The certification scheme of delegates of data protection of the agency is divided into three parts: the AEPD as owner and responsible ENAC outline, as the requirements that must meet the certifiers, and finally the certification entities themselves. The Agency believes that this division is a factor of quality for the certification process, since the three separate entities with separate functions establish a relationship of trust and mutual responsibility.

The creation of this certification scheme of delegates of data protection of the AEPD is the starting point in a process of continuous improvement and constant revision that will be required replenish after its launch with practical experience of certifying and accrediting. In this regard, the agency and ENAC have signed a collaboration agreement to coordinate their actions within their respective activities and competences.

The delegate of data protection in the RGPD

The General rules of data protection (RGPD) , which applies on 25 May 2018, sets out a series of “ measures of active responsibility ” by those who seek data to safeguard the fundamental right of citizens. These include the compulsory appointment a delegate of data protection (DPD) in the case of public authorities and agencies, entities that make a routine and systematic observation of people on a large scale, and entities that have among its main activities treatment, also on a large scale, sensitive data. The DPD thus constitutes one of the key elements of adaptation to and a RGPD guarantor of compliance with the data protection regulations in organizations.
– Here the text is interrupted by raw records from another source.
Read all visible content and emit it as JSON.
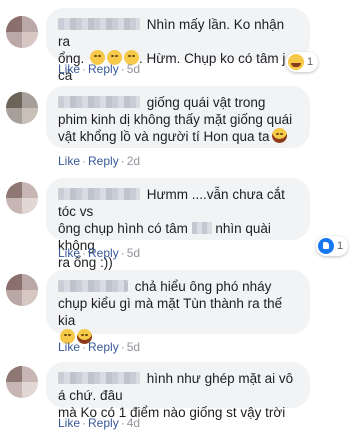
{
  "comments": [
    {
      "lines": [
        "Nhìn mấy lần. Ko nhận ra",
        "ổng. ",
        ". Hừm. Chụp ko có tâm j cả"
      ],
      "emoji_count_line2": 3,
      "reaction": {
        "type": "haha",
        "count": "1"
      },
      "like_label": "Like",
      "reply_label": "Reply",
      "time": "5d"
    },
    {
      "lines": [
        "giống quái vật trong",
        "phim kinh dị không thấy mặt giống quái",
        "vật khổng lồ và người tí Hon qua ta"
      ],
      "reaction": null,
      "like_label": "Like",
      "reply_label": "Reply",
      "time": "2d"
    },
    {
      "lines": [
        "Hưmm ....vẫn chưa cắt tóc vs",
        "ông chụp hình có tâm",
        "nhìn quài không",
        "ra ổng :))"
      ],
      "reaction": {
        "type": "like",
        "count": "1"
      },
      "like_label": "Like",
      "reply_label": "Reply",
      "time": "5d"
    },
    {
      "lines": [
        "chả hiểu ông phó nháy",
        "chụp kiểu gì mà mặt Tùn thành ra thế kia"
      ],
      "reaction": null,
      "like_label": "Like",
      "reply_label": "Reply",
      "time": "5d"
    },
    {
      "lines": [
        "hình như ghép mặt ai vô á chứ. đâu",
        "mà Ko có 1 điểm nào giống st vậy trời"
      ],
      "reaction": null,
      "like_label": "Like",
      "reply_label": "Reply",
      "time": "4d"
    }
  ],
  "colors": {
    "bubble": "#f2f3f5",
    "link": "#385898",
    "meta": "#90949c",
    "like_blue": "#1877f2"
  },
  "icons": {
    "emoji": "grinning-face-icon",
    "laugh": "haha-reaction-icon",
    "like": "like-reaction-icon"
  }
}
Global vocation certification scheme's DPD

Both the development of outline by AEPD as processes that certification entities will continue to evaluate the powers of DPD have established following the criteria of the international standard ISO / IEC 17024:2012. The backing and constant monitoring of ENAC, bring the confidence that will guarantee the global recognition these certifications.

This is possible thanks to multilateral agreements of recognition (MLA) that ENAC has signed in the International Accreditation Forum (IAF) and the manifest willingness ENAC of collaboration with the organization of European accreditors (European Accreditation) to continue pushing an accreditation infrastructure confidence that brings anywhere in the world.